Chiara presented different types of diets and their impacts on human and environmental health. She then guided the students through an exercise to brainstorm ideas for a sustainable canteen menu. This activity helped students understand the link between food choices and sustainability, emphasizing the importance of a diverse diet and showcasing that many tasty dishes can be both environmentally friendly and healthy.

Finally, Chiara addressed the issue of food waste, suggesting practical ways to reduce it both at school and at home. Tips included serving smaller portions with the option for seconds, avoiding excessive snacking before meals, and encouraging students to try new foods to expand their palates. The students eagerly shared their ideas and were excited to learn new practices to minimize waste.

A Holistic Approach to School Mealtimes

The session highlighted the need for a holistic approach to school mealtimes. Beyond the quality and taste of the food, the overall experience and enjoyment of school meals is influenced by the ambiance of the canteen and the interactions among students, food servers, and teachers.

Chiara’s role as an MSCA Ambassador allowed her to share her passion for sustainable food systems and highlighted the importance of involving young minds in sustainability discussions, empowering them to contribute to positive change.

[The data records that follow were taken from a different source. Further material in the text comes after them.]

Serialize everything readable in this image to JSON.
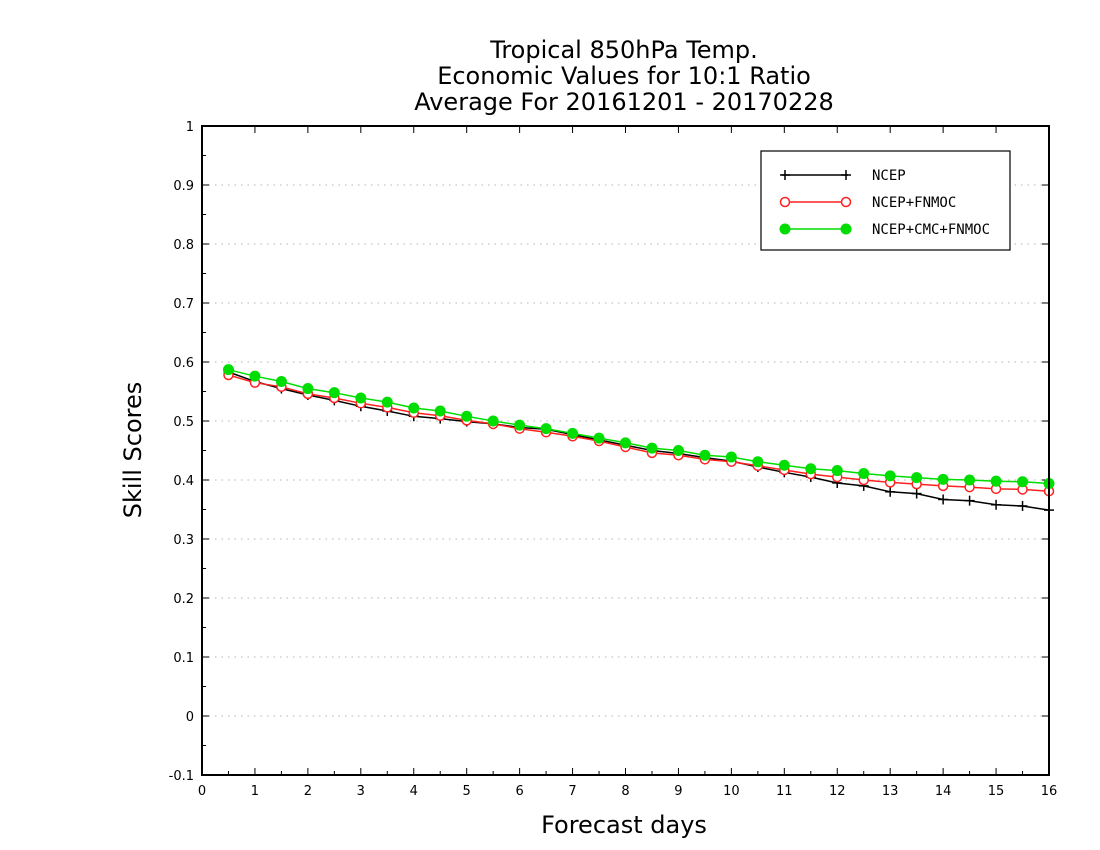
{
  "chart_data": {
    "type": "line",
    "title": [
      "Tropical 850hPa Temp.",
      "Economic Values for 10:1 Ratio",
      "Average For 20161201 - 20170228"
    ],
    "xlabel": "Forecast days",
    "ylabel": "Skill Scores",
    "xlim": [
      0,
      16
    ],
    "ylim": [
      -0.1,
      1
    ],
    "xticks": [
      0,
      1,
      2,
      3,
      4,
      5,
      6,
      7,
      8,
      9,
      10,
      11,
      12,
      13,
      14,
      15,
      16
    ],
    "yticks": [
      -0.1,
      0,
      0.1,
      0.2,
      0.3,
      0.4,
      0.5,
      0.6,
      0.7,
      0.8,
      0.9,
      1
    ],
    "ytick_labels": [
      "-0.1",
      "0",
      "0.1",
      "0.2",
      "0.3",
      "0.4",
      "0.5",
      "0.6",
      "0.7",
      "0.8",
      "0.9",
      "1"
    ],
    "grid": "horizontal dotted",
    "legend_position": "top-right",
    "x": [
      0.5,
      1,
      1.5,
      2,
      2.5,
      3,
      3.5,
      4,
      4.5,
      5,
      5.5,
      6,
      6.5,
      7,
      7.5,
      8,
      8.5,
      9,
      9.5,
      10,
      10.5,
      11,
      11.5,
      12,
      12.5,
      13,
      13.5,
      14,
      14.5,
      15,
      15.5,
      16
    ],
    "series": [
      {
        "name": "NCEP",
        "color": "#000000",
        "marker": "plus",
        "values": [
          0.583,
          0.567,
          0.555,
          0.544,
          0.535,
          0.525,
          0.517,
          0.508,
          0.504,
          0.499,
          0.495,
          0.489,
          0.486,
          0.477,
          0.468,
          0.459,
          0.45,
          0.445,
          0.438,
          0.432,
          0.422,
          0.413,
          0.405,
          0.395,
          0.39,
          0.38,
          0.377,
          0.367,
          0.365,
          0.358,
          0.356,
          0.349
        ]
      },
      {
        "name": "NCEP+FNMOC",
        "color": "#ff2020",
        "marker": "open-circle",
        "values": [
          0.578,
          0.565,
          0.558,
          0.546,
          0.539,
          0.53,
          0.523,
          0.514,
          0.509,
          0.501,
          0.495,
          0.487,
          0.481,
          0.474,
          0.466,
          0.456,
          0.446,
          0.442,
          0.435,
          0.431,
          0.424,
          0.417,
          0.41,
          0.405,
          0.4,
          0.396,
          0.393,
          0.39,
          0.388,
          0.385,
          0.384,
          0.381
        ]
      },
      {
        "name": "NCEP+CMC+FNMOC",
        "color": "#00dd00",
        "marker": "filled-circle",
        "values": [
          0.587,
          0.576,
          0.567,
          0.555,
          0.548,
          0.539,
          0.532,
          0.522,
          0.517,
          0.508,
          0.5,
          0.493,
          0.487,
          0.479,
          0.471,
          0.463,
          0.454,
          0.45,
          0.442,
          0.439,
          0.431,
          0.425,
          0.419,
          0.416,
          0.411,
          0.407,
          0.404,
          0.401,
          0.4,
          0.398,
          0.397,
          0.394
        ]
      }
    ]
  }
}
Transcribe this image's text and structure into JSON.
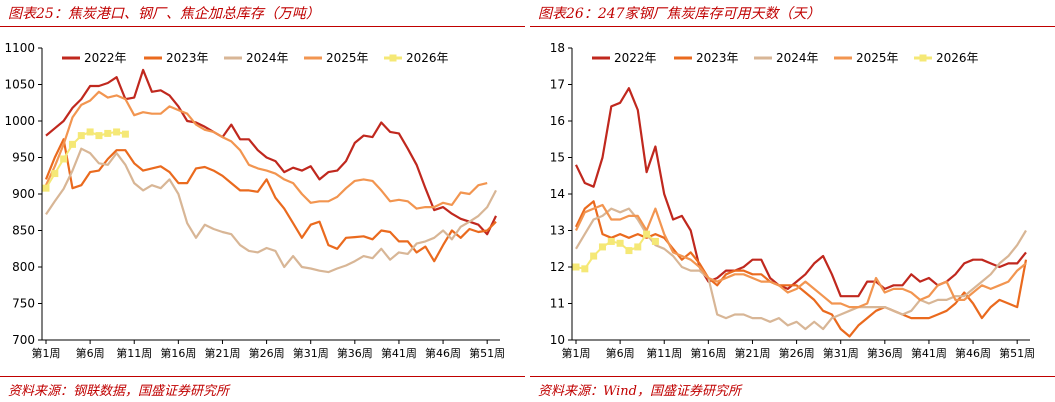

Continuing the Conversation

Engaging students in dialogue and incorporating their feedback into the design of school meals can significantly improve the well-being of children, the planet, and society.

Written by Chiara Falvo

Chiara Falvo conducts her research at the University of Turin on the various techniques to promote sustainable food and catering procurement. She has a master’s degree in Law from the University of Milan with a final thesis on “Collective Access to Justice in Brazilian Law” and an academic minor in Sustainable Development. Chiara completed an Erasmus+ exchange in Paris and a research exchange in Rio de Janeiro through a merit scholarship. She has professional and academic experience in Italian, English, Portuguese, French, and Spanish.